In the town, the age distribution of the population shows 25.3% under the age of 18, 7.5% from 18 to 24, 24.5% from 25 to 44, 21.4% from 45 to 64, and 21.3% who were 65 years of age or older. The median age was 41 years. For every 100 females, there were 86.1 males. For every 100 females age 18 and over, there were 77.5 males.
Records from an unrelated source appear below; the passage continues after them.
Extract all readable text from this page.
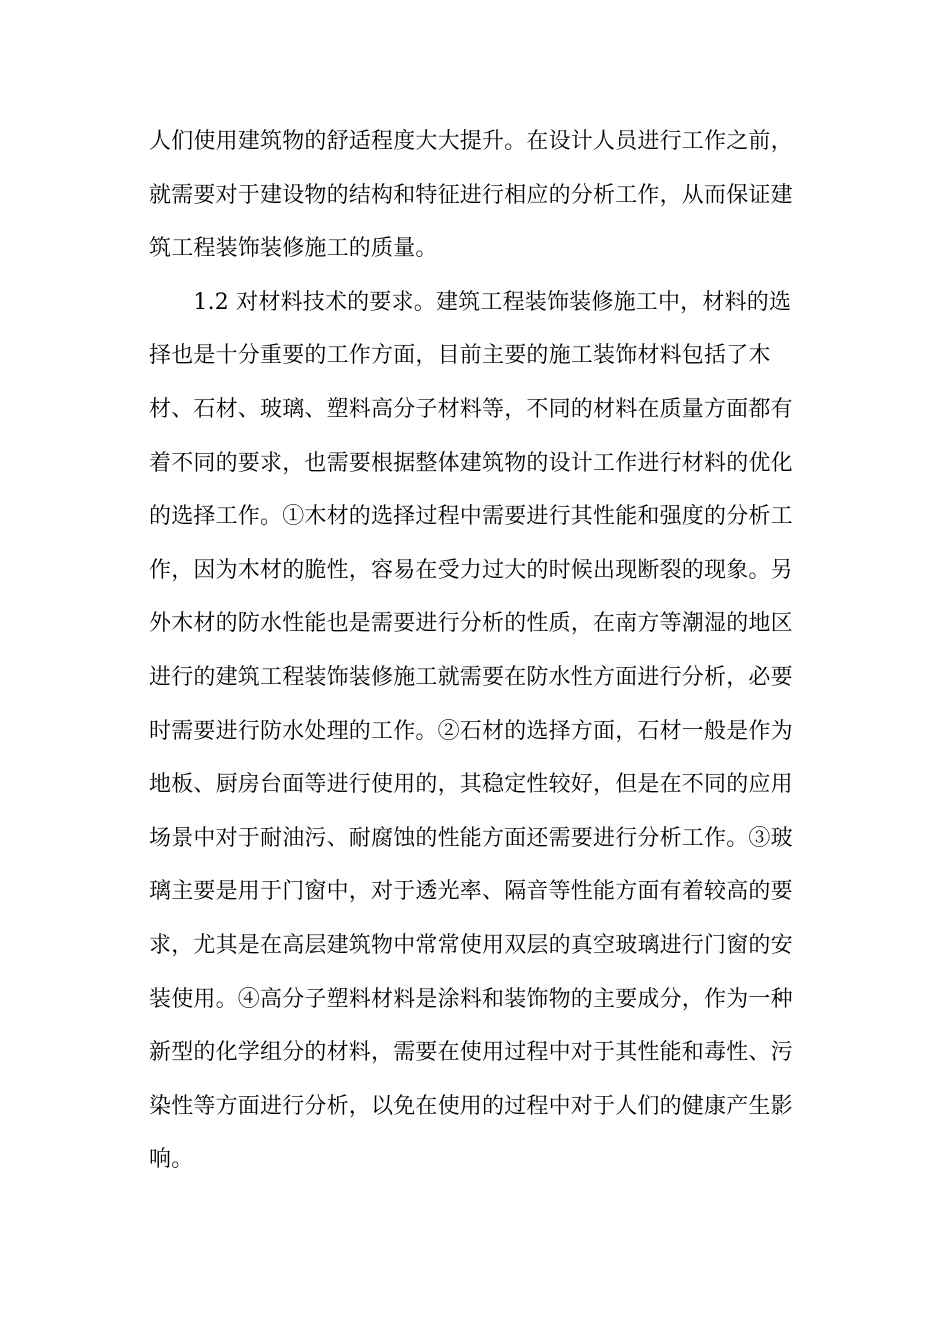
人们使用建筑物的舒适程度大大提升。在设计人员进行工作之前，
就需要对于建设物的结构和特征进行相应的分析工作，从而保证建
筑工程装饰装修施工的质量。
　　1.2 对材料技术的要求。建筑工程装饰装修施工中，材料的选
择也是十分重要的工作方面，目前主要的施工装饰材料包括了木
材、石材、玻璃、塑料高分子材料等，不同的材料在质量方面都有
着不同的要求，也需要根据整体建筑物的设计工作进行材料的优化
的选择工作。①木材的选择过程中需要进行其性能和强度的分析工
作，因为木材的脆性，容易在受力过大的时候出现断裂的现象。另
外木材的防水性能也是需要进行分析的性质，在南方等潮湿的地区
进行的建筑工程装饰装修施工就需要在防水性方面进行分析，必要
时需要进行防水处理的工作。②石材的选择方面，石材一般是作为
地板、厨房台面等进行使用的，其稳定性较好，但是在不同的应用
场景中对于耐油污、耐腐蚀的性能方面还需要进行分析工作。③玻
璃主要是用于门窗中，对于透光率、隔音等性能方面有着较高的要
求，尤其是在高层建筑物中常常使用双层的真空玻璃进行门窗的安
装使用。④高分子塑料材料是涂料和装饰物的主要成分，作为一种
新型的化学组分的材料，需要在使用过程中对于其性能和毒性、污
染性等方面进行分析，以免在使用的过程中对于人们的健康产生影
响。
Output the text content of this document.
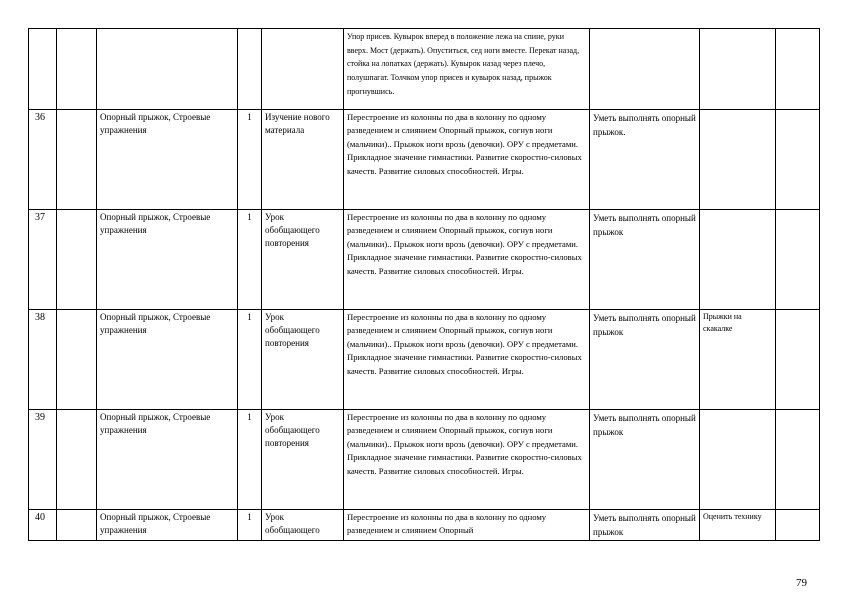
					Упор присев. Кувырок вперед в положение лежа на спине, руки вверх. Мост (держать). Опуститься, сед ноги вместе. Перекат назад, стойка на лопатках (держать). Кувырок назад через плечо, полушпагат. Толчком упор присев и кувырок назад, прыжок прогнувшись.			
36		Опорный прыжок, Строевые упражнения	1	Изучение нового материала	Перестроение из колонны по два в колонну по одному разведением и слиянием Опорный прыжок, согнув ноги (мальчики).. Прыжок ноги врозь (девочки). ОРУ с предметами. Прикладное значение гимнастики. Развитие скоростно-силовых качеств. Развитие силовых способностей. Игры.	Уметь выполнять опорный прыжок.		
37		Опорный прыжок, Строевые упражнения	1	Урок обобщающего повторения	Перестроение из колонны по два в колонну по одному разведением и слиянием Опорный прыжок, согнув ноги (мальчики).. Прыжок ноги врозь (девочки). ОРУ с предметами. Прикладное значение гимнастики. Развитие скоростно-силовых качеств. Развитие силовых способностей. Игры.	Уметь выполнять опорный прыжок		
38		Опорный прыжок, Строевые упражнения	1	Урок обобщающего повторения	Перестроение из колонны по два в колонну по одному разведением и слиянием Опорный прыжок, согнув ноги (мальчики).. Прыжок ноги врозь (девочки). ОРУ с предметами. Прикладное значение гимнастики. Развитие скоростно-силовых качеств. Развитие силовых способностей. Игры.	Уметь выполнять опорный прыжок	Прыжки на скакалке	
39		Опорный прыжок, Строевые упражнения	1	Урок обобщающего повторения	Перестроение из колонны по два в колонну по одному разведением и слиянием Опорный прыжок, согнув ноги (мальчики).. Прыжок ноги врозь (девочки). ОРУ с предметами. Прикладное значение гимнастики. Развитие скоростно-силовых качеств. Развитие силовых способностей. Игры.	Уметь выполнять опорный прыжок		
40		Опорный прыжок, Строевые упражнения	1	Урок обобщающего	Перестроение из колонны по два в колонну по одному разведением и слиянием Опорный	Уметь выполнять опорный прыжок	Оценить технику	
79
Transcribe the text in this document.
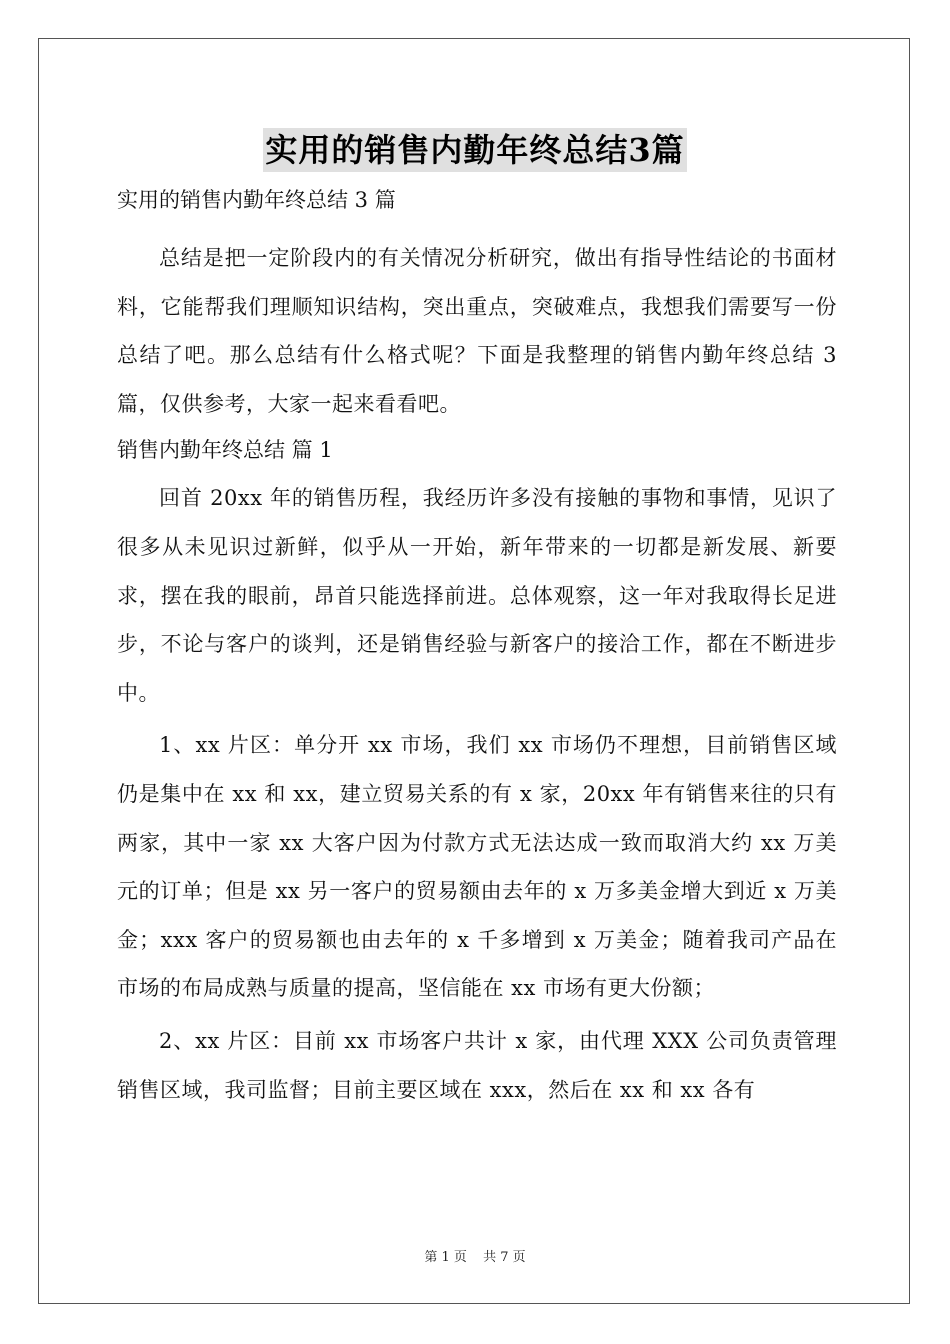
实用的销售内勤年终总结3篇

实用的销售内勤年终总结 3 篇

总结是把一定阶段内的有关情况分析研究，做出有指导性结论的书面材料，它能帮我们理顺知识结构，突出重点，突破难点，我想我们需要写一份总结了吧。那么总结有什么格式呢？下面是我整理的销售内勤年终总结 3 篇，仅供参考，大家一起来看看吧。

销售内勤年终总结 篇 1

回首 20xx 年的销售历程，我经历许多没有接触的事物和事情，见识了很多从未见识过新鲜，似乎从一开始，新年带来的一切都是新发展、新要求，摆在我的眼前，昂首只能选择前进。总体观察，这一年对我取得长足进步，不论与客户的谈判，还是销售经验与新客户的接洽工作，都在不断进步中。

1、xx 片区：单分开 xx 市场，我们 xx 市场仍不理想，目前销售区域仍是集中在 xx 和 xx，建立贸易关系的有 x 家，20xx 年有销售来往的只有两家，其中一家 xx 大客户因为付款方式无法达成一致而取消大约 xx 万美元的订单；但是 xx 另一客户的贸易额由去年的 x 万多美金增大到近 x 万美金；xxx 客户的贸易额也由去年的 x 千多增到 x 万美金；随着我司产品在市场的布局成熟与质量的提高，坚信能在 xx 市场有更大份额；

2、xx 片区：目前 xx 市场客户共计 x 家，由代理 XXX 公司负责管理销售区域，我司监督；目前主要区域在 xxx，然后在 xx 和 xx 各有

第 1 页 共 7 页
The median income for a household in the town was $18,173, and the median income for a family was $24,423. Males had a median income of $23,077 versus $16,071 for females. The per capita income for the town was $10,359. About 21.1% of families and 27.5% of the population were below the poverty line, including 34.3% of those under age 18 and 33.3% of those age 65 or over.

Historical population
| Census | Pop. | Note | %± |
| 1920 | 293 |  | — |
| 1930 | 396 |  | 35.2% |
| 1940 | 504 |  | 27.3% |
| 1950 | 504 |  | 0.0% |
| 1960 | 558 |  | 10.7% |
| 1970 | 491 |  | −12.0% |
| 1980 | 605 |  | 23.2% |
| 1990 | 464 |  | −23.3% |
| 2000 | 644 |  | 38.8% |
| 2010 | 530 |  | −17.7% |
| 2020 | 507 |  | −4.3% |
U.S. Decennial Census 2018 Estimate

==Education==
McKenzie High School is a K-12 school located in McKenzie.